Regular readers of this site know that I’ve been interested in using and contributing to Apache Spark for quite some time now, and I was running Spark’s test suite when I ran into the network trouble that motivated this post. If you’re also working on Spark, you might want to try an alternate image that has a prepopulated Ivy cache for Spark’s dependencies:2

docker run -i -t -v ${HOME}/devel:/devel willb/java-dev:centos7-spark

Running your initial Spark build and tests in a container with the centos7-spark image will be faster since the necessary artifacts are baked into the image. (If you don’t have the Ivy cache, you’ll need to download dependencies every time you run your first build in a container based on this image.) The easiest way to build such a cache for sbt projects is to have the Dockerfile clone the relevant source repository into a temporary directory and then run sbt update from that clone. Let me know if you build other images with prepopulated dependency caches!

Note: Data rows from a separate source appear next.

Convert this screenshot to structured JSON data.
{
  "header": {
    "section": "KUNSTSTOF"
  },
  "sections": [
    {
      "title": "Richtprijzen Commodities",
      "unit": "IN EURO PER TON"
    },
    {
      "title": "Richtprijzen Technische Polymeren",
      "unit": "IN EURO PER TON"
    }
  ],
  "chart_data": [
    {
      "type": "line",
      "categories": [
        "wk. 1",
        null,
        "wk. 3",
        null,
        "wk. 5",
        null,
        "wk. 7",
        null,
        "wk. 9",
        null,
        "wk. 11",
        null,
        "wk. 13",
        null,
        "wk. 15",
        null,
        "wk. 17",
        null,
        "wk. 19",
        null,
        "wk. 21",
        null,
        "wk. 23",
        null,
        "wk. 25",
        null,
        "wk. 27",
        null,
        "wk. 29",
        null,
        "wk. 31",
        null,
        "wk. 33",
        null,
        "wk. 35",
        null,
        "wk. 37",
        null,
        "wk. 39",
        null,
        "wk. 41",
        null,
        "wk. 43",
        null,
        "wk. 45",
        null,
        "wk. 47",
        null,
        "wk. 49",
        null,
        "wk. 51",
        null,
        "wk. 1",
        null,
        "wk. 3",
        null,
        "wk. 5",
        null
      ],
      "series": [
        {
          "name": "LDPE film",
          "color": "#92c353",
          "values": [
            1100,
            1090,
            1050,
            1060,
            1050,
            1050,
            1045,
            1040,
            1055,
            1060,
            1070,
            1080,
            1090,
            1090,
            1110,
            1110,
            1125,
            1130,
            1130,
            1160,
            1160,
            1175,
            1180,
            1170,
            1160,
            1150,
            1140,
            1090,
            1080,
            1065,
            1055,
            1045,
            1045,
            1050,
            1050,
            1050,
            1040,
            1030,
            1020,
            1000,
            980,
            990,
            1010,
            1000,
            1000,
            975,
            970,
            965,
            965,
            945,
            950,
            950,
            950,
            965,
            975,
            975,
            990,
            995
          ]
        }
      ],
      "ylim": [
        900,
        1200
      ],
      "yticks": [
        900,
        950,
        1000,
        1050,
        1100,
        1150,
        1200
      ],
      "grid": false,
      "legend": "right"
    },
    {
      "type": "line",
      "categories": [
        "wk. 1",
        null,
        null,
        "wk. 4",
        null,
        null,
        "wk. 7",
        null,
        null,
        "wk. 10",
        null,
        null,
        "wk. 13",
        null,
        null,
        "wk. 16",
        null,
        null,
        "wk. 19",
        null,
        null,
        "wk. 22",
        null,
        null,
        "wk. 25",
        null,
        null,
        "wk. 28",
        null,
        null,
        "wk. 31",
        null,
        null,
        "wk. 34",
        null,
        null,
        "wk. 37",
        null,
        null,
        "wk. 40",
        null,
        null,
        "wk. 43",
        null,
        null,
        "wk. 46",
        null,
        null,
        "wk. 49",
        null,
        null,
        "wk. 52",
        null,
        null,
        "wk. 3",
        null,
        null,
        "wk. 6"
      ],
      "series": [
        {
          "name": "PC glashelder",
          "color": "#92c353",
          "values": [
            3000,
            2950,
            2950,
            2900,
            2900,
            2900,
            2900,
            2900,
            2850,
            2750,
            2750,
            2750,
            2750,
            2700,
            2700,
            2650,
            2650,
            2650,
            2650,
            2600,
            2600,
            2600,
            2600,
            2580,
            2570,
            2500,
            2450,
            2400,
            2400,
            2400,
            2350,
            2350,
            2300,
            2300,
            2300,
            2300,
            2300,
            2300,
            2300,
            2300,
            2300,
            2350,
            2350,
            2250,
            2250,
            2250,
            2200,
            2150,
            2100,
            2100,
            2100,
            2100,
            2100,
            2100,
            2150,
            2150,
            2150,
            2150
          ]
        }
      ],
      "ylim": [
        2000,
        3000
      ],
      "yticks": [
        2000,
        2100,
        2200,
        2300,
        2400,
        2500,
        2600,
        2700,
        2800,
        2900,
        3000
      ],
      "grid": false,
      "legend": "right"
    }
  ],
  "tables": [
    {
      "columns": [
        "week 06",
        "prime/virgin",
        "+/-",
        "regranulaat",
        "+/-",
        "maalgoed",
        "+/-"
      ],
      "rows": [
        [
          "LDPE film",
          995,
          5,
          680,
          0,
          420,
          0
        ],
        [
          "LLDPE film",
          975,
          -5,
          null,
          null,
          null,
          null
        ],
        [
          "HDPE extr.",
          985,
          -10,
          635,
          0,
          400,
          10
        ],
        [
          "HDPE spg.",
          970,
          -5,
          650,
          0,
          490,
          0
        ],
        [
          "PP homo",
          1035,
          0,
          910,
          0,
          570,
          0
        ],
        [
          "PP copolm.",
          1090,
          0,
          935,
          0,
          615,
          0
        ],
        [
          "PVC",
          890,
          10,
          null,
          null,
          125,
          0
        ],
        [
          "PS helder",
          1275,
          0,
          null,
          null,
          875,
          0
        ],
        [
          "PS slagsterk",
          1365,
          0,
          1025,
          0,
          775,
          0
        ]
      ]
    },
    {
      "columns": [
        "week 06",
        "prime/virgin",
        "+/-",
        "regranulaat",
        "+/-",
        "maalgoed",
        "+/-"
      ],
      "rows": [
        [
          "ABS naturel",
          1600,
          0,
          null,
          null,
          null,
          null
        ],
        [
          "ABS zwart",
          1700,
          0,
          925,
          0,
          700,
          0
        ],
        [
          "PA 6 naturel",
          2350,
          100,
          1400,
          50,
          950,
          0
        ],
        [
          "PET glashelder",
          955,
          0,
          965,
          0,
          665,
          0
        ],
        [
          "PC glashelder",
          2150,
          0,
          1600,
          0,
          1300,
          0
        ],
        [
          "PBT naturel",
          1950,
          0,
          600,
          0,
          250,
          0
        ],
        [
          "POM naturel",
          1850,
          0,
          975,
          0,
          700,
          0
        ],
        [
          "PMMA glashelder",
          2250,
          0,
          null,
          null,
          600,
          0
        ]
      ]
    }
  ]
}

  1. Java networking on Linux seems to have a lot of corner cases; StackOverflow and other question/answer sites are full of people who are frustrated that InetAddress.getLocalHost() returns the loopback address instead of a LAN IP, but I had the opposite problem.

  2. This image should include all of the necessary build and test dependencies for the Spark master branch as of when I last generated it; I will update it periodically but it may not necessarily contain everything necessary to build and test the current Spark master branch in the future.